A ballroom stage in front of 1,600 people doesn't seem like a great place to make a guess about an upcoming state budget forecast, but Minnesota House Speaker Kurt Daudt maybe knew something the rest of us didn't.
"We had a $188 million deficit in the November forecast, and I think we're going to see the biggest turnaround in state government in the history of this state … when we get our February forecast and it's a billion-dollar surplus," Daudt said, a couple of weeks back at the Minnesota Chamber of Commerce's annual legislative priorities dinner.
The official February forecast came out last week, and Daudt missed it by almost $700 million. The state's chief financial officer forecast a surplus of $329 million through the end of the current budget period in mid-2019.

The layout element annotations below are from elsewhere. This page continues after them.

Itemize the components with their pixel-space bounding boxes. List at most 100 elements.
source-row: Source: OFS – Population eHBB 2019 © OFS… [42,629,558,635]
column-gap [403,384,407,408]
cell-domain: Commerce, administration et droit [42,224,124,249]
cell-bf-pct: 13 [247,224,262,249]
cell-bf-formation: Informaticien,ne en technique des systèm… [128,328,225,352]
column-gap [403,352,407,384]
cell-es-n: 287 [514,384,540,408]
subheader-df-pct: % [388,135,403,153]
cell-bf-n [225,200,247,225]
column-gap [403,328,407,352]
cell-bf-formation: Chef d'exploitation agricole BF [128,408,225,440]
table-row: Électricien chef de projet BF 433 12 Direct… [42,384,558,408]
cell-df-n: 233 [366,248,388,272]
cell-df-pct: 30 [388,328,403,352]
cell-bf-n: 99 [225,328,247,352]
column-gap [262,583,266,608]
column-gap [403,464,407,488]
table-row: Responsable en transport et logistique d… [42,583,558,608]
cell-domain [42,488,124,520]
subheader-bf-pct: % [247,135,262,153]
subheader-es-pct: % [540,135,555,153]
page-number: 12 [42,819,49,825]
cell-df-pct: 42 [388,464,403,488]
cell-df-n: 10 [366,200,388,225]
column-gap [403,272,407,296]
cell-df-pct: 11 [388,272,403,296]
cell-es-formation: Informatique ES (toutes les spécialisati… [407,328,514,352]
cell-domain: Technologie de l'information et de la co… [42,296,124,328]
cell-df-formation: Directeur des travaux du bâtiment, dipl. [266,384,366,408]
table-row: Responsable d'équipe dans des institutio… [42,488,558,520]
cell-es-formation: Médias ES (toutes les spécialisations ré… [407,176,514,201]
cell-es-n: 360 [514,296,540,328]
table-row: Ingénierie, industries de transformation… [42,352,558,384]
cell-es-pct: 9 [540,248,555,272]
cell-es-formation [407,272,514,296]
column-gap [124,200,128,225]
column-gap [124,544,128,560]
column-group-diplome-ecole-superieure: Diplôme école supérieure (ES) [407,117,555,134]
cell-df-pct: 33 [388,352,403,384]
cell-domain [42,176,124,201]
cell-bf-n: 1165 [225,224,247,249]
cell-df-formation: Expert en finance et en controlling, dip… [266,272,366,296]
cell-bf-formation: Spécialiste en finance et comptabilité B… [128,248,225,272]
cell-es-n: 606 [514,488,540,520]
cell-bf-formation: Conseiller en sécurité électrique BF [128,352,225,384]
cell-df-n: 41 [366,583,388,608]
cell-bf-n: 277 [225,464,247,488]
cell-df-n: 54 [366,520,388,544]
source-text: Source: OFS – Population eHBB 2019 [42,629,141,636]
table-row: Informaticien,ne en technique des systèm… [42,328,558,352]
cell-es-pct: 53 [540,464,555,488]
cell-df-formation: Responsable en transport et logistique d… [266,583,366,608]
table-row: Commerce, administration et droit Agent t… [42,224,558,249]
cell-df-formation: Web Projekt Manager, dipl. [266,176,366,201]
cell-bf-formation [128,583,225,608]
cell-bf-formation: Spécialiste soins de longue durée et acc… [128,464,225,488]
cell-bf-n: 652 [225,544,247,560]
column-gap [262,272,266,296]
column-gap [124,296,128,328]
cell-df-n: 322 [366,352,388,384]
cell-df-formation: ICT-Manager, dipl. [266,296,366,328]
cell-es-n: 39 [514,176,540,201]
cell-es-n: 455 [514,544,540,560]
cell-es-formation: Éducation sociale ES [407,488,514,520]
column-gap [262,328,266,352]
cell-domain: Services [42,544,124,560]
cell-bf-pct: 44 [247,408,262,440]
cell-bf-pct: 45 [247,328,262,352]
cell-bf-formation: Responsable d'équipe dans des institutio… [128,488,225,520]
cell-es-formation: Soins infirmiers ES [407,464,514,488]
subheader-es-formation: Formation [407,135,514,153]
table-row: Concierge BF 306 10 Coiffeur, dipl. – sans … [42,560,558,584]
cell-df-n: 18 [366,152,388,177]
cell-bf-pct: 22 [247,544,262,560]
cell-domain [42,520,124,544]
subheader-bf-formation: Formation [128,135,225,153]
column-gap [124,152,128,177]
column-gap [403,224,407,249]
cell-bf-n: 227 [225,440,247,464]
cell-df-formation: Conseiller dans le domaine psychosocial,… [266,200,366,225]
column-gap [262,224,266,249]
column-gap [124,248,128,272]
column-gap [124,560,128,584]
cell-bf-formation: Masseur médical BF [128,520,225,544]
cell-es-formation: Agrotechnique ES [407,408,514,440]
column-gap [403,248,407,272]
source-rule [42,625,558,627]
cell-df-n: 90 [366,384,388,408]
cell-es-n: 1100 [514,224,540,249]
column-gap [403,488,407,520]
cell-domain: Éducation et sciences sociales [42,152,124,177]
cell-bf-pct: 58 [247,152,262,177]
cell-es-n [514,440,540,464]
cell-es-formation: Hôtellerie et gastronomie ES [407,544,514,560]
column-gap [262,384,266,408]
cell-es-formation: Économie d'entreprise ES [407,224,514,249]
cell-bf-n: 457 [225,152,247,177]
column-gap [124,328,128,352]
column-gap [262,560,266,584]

When faced with these facts, Daudt chose one response that maybe should have been anticipated — he suggested the administration of Gov. Mark Dayton had to be sandbagging.
There seem to be far better explanations for what happened than that, including how legislators likely had their thinking influenced by a report out around Valentine's Day that showed better-than-expected tax collections for January. Minnesota Management and Budget Commissioner Myron Frans did point out in his memo, though, that these results "should be interpreted with great caution," sort of like a good business CFO reminds the boss that you never re-budget the year based on one booming January.
Yet the best explanation for the billion-dollar surplus guess has to be that Republicans had really wanted to take a victory lap, having engineered modest tax cuts last year that maybe provided a boost to the economy. A forecast of a billion-dollar surplus would have been great when telling that story.
So maybe it's fair to say that Republican legislative leaders guessed wrong on the budget forecast because they came to believe a little too much in their own rhetoric. That's not a partisan failing, by the way. We humans are just like that.
Republicans were also far from the only ones trying to massage perceptions of what the forecast numbers meant. The governor certainly appeared to be in a self-congratulatory mood last week, as the state's political leaders took turns in the middle of a big hearing room in the heart of the State Capitol putting their spin on the forecast.